El valor central de la categoría genocidio para estudiar las prácticas de la última dictadura cívico-militar está en que nos ayuda a comprender que la discusión no es numérica. La cantidad de desaparecidos es una cifra siempre abierta a nuevas investigaciones y militancias que abren sentidos a una violencia estatal tan, pero tan brutal que todavía realizamos esfuerzos teóricos para comprenderla e impugnarla. Por ejemplo, la militancia del colectivo de la diversidad/disidencia sexo-genérica nos viene a enseñar que hubo cuatrocientas personas víctimas directas de la dictadura por su orientación sexual o identidad de género. De allí, el número 30.400. Ninguno de esos cuatrocientos figura en el informe de la CONADEP. De hecho, en ninguna parte del libro se menciona la palabra trans-travesti, gay, lesbiana o bisexual.
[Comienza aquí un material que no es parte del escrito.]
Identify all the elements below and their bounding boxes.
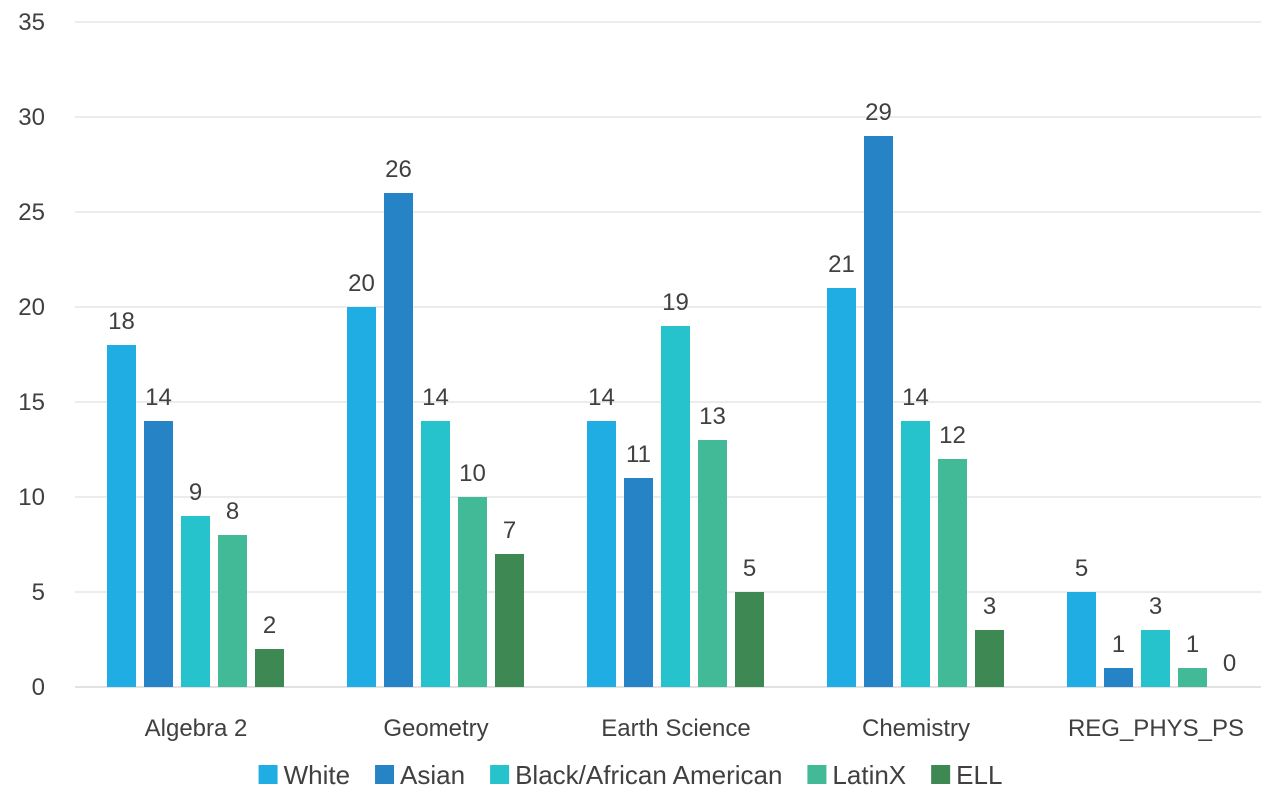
bar: [661, 326, 690, 687]
y-tick-label: 35: [18, 9, 45, 36]
data-label: 3: [983, 593, 996, 620]
bar: [384, 193, 413, 687]
bar: [901, 421, 930, 687]
x-tick-label: Chemistry: [862, 715, 970, 742]
data-label: 12: [939, 422, 966, 449]
y-tick-label: 15: [18, 389, 45, 416]
bar: [624, 478, 653, 687]
data-label: 5: [1075, 555, 1088, 582]
legend-item: Black/African American: [490, 760, 782, 790]
x-tick-label: REG_PHYS_PS: [1068, 715, 1244, 742]
data-label: 14: [422, 384, 449, 411]
legend-label: ELL: [956, 760, 1002, 790]
x-tick-label: Geometry: [383, 715, 488, 742]
bar: [107, 345, 136, 687]
y-tick-label: 20: [18, 294, 45, 321]
legend-item: White: [258, 760, 350, 790]
x-tick-label: Algebra 2: [145, 715, 248, 742]
bar: [1141, 630, 1170, 687]
bar: [144, 421, 173, 687]
bar: [938, 459, 967, 687]
bar: [1067, 592, 1096, 687]
bar: [975, 630, 1004, 687]
data-label: 14: [145, 384, 172, 411]
data-label: 11: [626, 441, 651, 468]
legend-swatch: [375, 765, 395, 784]
data-label: 9: [189, 479, 202, 506]
y-tick-label: 30: [18, 104, 45, 131]
data-label: 1: [1186, 631, 1199, 658]
y-axis-ticks: 0 5 10 15 20 25 30 35: [18, 9, 45, 701]
legend-label: LatinX: [832, 760, 906, 790]
bar: [587, 421, 616, 687]
bar: [255, 649, 284, 687]
y-tick-label: 25: [18, 199, 45, 226]
legend-label: White: [284, 760, 350, 790]
bar: [495, 554, 524, 687]
legend-item: LatinX: [807, 760, 906, 790]
legend-swatch: [931, 765, 951, 784]
data-label: 2: [263, 612, 276, 639]
data-label: 26: [385, 156, 412, 183]
x-axis-ticks: Algebra 2 Geometry Earth Science Chemistry R…: [145, 715, 1244, 742]
bar: [827, 288, 856, 687]
legend-item: Asian: [375, 760, 465, 790]
y-tick-label: 5: [32, 579, 45, 606]
bar: [698, 440, 727, 687]
x-tick-label: Earth Science: [601, 715, 750, 742]
bar: [864, 136, 893, 687]
bar: [218, 535, 247, 687]
data-label: 1: [1112, 631, 1125, 658]
bar: [458, 497, 487, 687]
legend-item: ELL: [931, 760, 1002, 790]
bar: [181, 516, 210, 687]
data-label: 13: [699, 403, 726, 430]
data-label: 8: [226, 498, 239, 525]
legend-swatch: [490, 765, 510, 784]
bar: [347, 307, 376, 687]
data-label: 7: [503, 517, 516, 544]
bar: [735, 592, 764, 687]
y-tick-label: 10: [18, 484, 45, 511]
data-label: 21: [828, 251, 855, 278]
legend-swatch: [807, 765, 827, 784]
data-label: 20: [348, 270, 375, 297]
legend-swatch: [258, 765, 278, 784]
bar: [421, 421, 450, 687]
data-label: 5: [743, 555, 756, 582]
data-label: 18: [108, 308, 135, 335]
gridlines: [75, 21, 1261, 688]
bar: [1178, 668, 1207, 687]
data-label: 10: [459, 460, 486, 487]
data-label: 3: [1149, 593, 1162, 620]
legend: White Asian Black/African American LatinX EL…: [258, 760, 1002, 790]
bar: [1104, 668, 1133, 687]
legend-label: Black/African American: [515, 760, 782, 790]
data-label: 0: [1223, 650, 1236, 677]
data-label: 19: [662, 289, 689, 316]
data-label: 14: [902, 384, 929, 411]
data-label: 14: [588, 384, 615, 411]
legend-label: Asian: [400, 760, 465, 790]
data-label: 29: [865, 99, 892, 126]
y-tick-label: 0: [32, 674, 45, 701]
bars: [107, 136, 1207, 687]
Comprender que en Argentina hubo un genocidio implica saber que, más allá de los desaparecidos, hay toda una población que fue víctima de una forma brutal de imponer el terror con el objetivo de disciplinar a todo el cuerpo social. La finalidad fue cambiar las relaciones de solidaridad y sustituirlas por las de competencia. Mientras mayor fuera el vínculo de solidaridad, mayor fue el nivel de violencia que el Estado utilizó para romperlo, aunque eso implicara la desaparición de personas, fusilamientos, torturas, abusos sexuales o robo de bebés recién nacidos repartidos.
Hoy, perduran los efectos de la lógica competitiva, del sálvese quien pueda. Quienes votan a su propio verdugo son también una víctima viva de los efectos perdurables del genocidio. Aunque, por supuesto, sean víctimas no inocentes.
Pero también están quienes continúan intentando la solidaridad y las formas de construcción colectiva en las que todos los seres humanos son personas y, por lo tanto, titulares de derechos humanos. Por fortuna, están quienes siguen creyendo que los derechos brotan de las necesidades y lucha de los pueblos.
*Por Lucas Crisafulli para La tinta / Imagen de portada: A/D.